DOUZE HOMMES EN COLERE

Article publié dans la Lettre n° 303


DOUZE HOMMES EN COLÈRE de Reginald Rose. Adaptation Attica Guedj et Stephan Meldegg. Mise en scène Stephan Meldegg avec Michel Leeb, Alain Doutey, Pierre Santini, Jean-Jacques Moreau, Louis-Marie Audubert, Jacques Echantillon, François Gamard, Jérôme Le Paulmier, César Méric, Elrik Thomas, André Thorent, Eric Viellard.
A New York, depuis la salle de délibération du jury d’un tribunal qui va accueillir douze jurés, la voix off du juge se fait entendre. Elle s’adresse à eux avant qu’ils se retirent pour délibérer et juger de la culpabilité d’un jeune homme de 16 ans, accusé de parricide, et qui encourt la peine de mort. Elle conclut: « Je n’envie pas votre tâche, vous êtes chargés d’une grande responsabilité…».
Cette responsabilité, les douze hommes, provenant de couches sociales très différentes, ne semblent pas vraiment la mesurer. Il fait très chaud dans la pièce plutôt sinistre et, surtout, un match de football va se disputer dans la soirée, auquel la plupart d’entre eux souhaitent assister. Tout accuse le jeune homme, ses déclarations après le meurtre, son comportement et surtout deux témoignages accablants. Pour tous, l’affaire est claire: il est coupable, qu’on en finisse. Pourtant, le juré n°8, un architecte d’une quarantaine d’années, hésite à voter coupable. Un doute subsiste dans son esprit et il estime que ce jeune homme a le droit que l’on examine de nouveau les faits et les témoignages avant de voter une culpabilité qui l’enverra sur la chaise électrique. Si après un premier vote, il est le seul à voter non coupable, à mesure que les discussions s’engagent, et à la grande fureur des autres, un puis deux jurés se mettent eux aussi à partager ses doutes. Mais, pour que le jeune homme soit déclaré non coupable, la loi américaine exige l’unanimité. Un combat s’engage alors entre les irréductibles voulant quitter les lieux au plus vite et ceux se ralliant peu à peu à l’opinion du juré n°8.

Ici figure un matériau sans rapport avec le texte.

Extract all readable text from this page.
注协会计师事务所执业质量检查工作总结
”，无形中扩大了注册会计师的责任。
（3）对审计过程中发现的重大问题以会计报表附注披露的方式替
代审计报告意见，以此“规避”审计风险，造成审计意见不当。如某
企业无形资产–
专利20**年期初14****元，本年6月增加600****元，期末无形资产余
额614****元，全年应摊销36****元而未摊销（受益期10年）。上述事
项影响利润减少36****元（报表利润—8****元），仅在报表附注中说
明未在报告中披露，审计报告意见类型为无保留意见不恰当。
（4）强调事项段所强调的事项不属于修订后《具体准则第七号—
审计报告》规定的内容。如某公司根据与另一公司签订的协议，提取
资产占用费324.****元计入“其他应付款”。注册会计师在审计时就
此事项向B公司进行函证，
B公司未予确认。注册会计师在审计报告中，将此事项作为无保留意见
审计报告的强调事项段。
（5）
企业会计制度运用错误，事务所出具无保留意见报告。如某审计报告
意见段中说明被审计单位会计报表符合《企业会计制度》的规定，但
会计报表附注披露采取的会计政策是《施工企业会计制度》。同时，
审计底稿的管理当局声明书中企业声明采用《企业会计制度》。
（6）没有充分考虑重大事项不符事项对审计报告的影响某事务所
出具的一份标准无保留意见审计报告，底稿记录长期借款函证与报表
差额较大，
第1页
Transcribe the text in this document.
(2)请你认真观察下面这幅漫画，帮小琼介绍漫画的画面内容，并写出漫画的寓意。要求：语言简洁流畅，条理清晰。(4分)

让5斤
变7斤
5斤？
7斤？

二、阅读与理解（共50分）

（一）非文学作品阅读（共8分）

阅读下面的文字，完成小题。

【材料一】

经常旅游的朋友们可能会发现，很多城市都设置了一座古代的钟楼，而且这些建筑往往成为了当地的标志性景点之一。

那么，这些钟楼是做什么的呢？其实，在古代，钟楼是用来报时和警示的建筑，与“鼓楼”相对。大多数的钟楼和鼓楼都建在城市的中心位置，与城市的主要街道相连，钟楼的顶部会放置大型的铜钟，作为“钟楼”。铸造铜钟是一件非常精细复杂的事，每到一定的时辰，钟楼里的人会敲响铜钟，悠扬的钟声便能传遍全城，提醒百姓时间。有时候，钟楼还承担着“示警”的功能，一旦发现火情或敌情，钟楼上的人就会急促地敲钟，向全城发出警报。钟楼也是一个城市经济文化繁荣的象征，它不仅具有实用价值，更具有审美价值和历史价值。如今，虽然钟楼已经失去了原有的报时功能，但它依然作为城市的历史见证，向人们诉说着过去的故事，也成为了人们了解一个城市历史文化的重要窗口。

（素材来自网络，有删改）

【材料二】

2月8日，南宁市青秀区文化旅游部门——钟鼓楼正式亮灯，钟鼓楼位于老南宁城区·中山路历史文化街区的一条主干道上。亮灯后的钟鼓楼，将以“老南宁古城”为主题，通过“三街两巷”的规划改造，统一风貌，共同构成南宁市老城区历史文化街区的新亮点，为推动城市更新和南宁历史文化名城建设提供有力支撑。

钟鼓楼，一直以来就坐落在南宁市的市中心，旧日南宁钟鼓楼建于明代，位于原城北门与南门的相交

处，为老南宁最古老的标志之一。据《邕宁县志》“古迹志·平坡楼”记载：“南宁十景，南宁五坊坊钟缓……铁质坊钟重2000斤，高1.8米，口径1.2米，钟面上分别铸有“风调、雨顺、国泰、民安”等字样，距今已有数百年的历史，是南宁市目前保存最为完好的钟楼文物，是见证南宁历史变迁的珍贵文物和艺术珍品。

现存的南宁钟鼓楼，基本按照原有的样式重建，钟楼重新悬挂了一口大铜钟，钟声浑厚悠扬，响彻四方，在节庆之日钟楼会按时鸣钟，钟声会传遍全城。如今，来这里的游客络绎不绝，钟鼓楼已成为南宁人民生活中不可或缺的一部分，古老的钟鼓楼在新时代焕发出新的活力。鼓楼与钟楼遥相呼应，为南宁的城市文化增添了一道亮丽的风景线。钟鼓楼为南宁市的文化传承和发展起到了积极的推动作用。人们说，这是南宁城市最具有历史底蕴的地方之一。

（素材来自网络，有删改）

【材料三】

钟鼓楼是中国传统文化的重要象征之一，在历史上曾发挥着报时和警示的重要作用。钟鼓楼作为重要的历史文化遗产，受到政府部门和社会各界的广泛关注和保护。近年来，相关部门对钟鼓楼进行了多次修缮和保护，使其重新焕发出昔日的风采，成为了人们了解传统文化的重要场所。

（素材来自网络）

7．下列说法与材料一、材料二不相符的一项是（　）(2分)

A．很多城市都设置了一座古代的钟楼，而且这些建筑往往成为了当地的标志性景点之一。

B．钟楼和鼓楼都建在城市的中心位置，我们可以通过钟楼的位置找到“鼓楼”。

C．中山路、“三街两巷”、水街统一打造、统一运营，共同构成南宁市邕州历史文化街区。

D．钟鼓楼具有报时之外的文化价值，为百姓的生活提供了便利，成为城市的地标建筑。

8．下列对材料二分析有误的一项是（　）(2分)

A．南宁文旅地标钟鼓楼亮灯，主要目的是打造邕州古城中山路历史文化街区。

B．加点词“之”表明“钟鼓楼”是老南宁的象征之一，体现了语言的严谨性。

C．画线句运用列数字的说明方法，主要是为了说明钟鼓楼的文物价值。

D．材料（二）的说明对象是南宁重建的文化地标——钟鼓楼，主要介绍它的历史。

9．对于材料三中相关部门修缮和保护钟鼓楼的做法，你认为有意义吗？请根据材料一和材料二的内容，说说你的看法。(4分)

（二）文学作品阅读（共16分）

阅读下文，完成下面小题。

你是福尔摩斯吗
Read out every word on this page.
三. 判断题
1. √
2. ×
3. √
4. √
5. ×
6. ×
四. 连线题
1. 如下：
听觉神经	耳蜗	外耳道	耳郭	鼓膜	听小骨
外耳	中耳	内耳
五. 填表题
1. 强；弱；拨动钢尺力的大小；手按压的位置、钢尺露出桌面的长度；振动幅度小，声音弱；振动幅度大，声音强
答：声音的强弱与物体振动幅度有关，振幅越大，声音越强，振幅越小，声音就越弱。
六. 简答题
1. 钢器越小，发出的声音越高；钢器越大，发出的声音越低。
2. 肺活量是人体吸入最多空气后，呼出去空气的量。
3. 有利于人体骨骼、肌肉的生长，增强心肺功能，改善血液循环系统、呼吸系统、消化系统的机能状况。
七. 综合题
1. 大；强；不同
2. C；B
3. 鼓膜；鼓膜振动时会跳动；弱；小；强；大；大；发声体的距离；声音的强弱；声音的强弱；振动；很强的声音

Douze hommes en colère fut tout d’abord un téléfilm écrit au début des années 50 par Reginald Rose, inspiré à l’époque par sa propre expérience de juré dans une affaire. Suivirent de nombreuses adaptations théâtrales et cinématograhiques dont celle, fameuse, de Sidney Lumet en 1956 avec Henry Fonda, magistral, dans le rôle majeur du juré n°8.
Michel Leeb est à l’origine de la création de la pièce il y a douze ans. Il trouva en Stephan Meldegg et Attica Guegj les adaptateurs idéaux. Il est superflu de rappeler le parcours, connu de tous, de ces deux grands spécialistes des pièces anglo-saxonnes. Leur travail est ici tout à fait remarquable. Ils se sont en effet attachés à transposer l’écriture de l’époque en une langue actuelle ce qui confère à l’œuvre une grande modernité. Douze hommes en colère traite du degré de conviction de la culpabilité d’un être humain. Véritable plaidoyer sur le doute et la crainte de l’erreur judiciaire, la présomption d’innocence est au cœur des débats. La délibération imposée aux jurés met en relation des hommes que tout oppose et que ce huis clos étouffant pousse à bout. La politesse superficielle du début laisse rapidement la place au non respect de la parole de l’autre, à la méfiance, l’intimidation, l’hostilité, la menace, le racisme, la violence et la haine. Comment canaliser ces sentiments explosifs, doser le rapport de force qui s’instaure ? Stephan Meldegg en fait une formidable démonstration. Sa mise en scène est conçue sur le vif, comme si le public assistait en direct à l’empoignade. L’atmosphère d’étouffement est palpable comme l’est la tension qui peu à peu monte pour atteindre son paroxysme. La réussite de la pièce repose sur les épaules de tous les comédiens. Aucun personnage n’est mineur. Ils forment un tout, chacun apportant avec art un aspect de ce qu’est la nature humaine avec ses qualités et ses défauts. Si tous les rôles sont importants - l’interprétation de Pierre Santini, entre autres, étant de bout en bout étourdissante - celle du juré n°8 est bien sûr fondamentale. Michel Leeb, dont la performance avait été saluée lors de sa création, reprend avec fougue ce rôle qui lui tient à cœur. Il exprime avec un naturel éblouissant ce doute qui s’empare de lui et qu’il fait peu à peu partager aux autres. Théâtre de Paris 9e.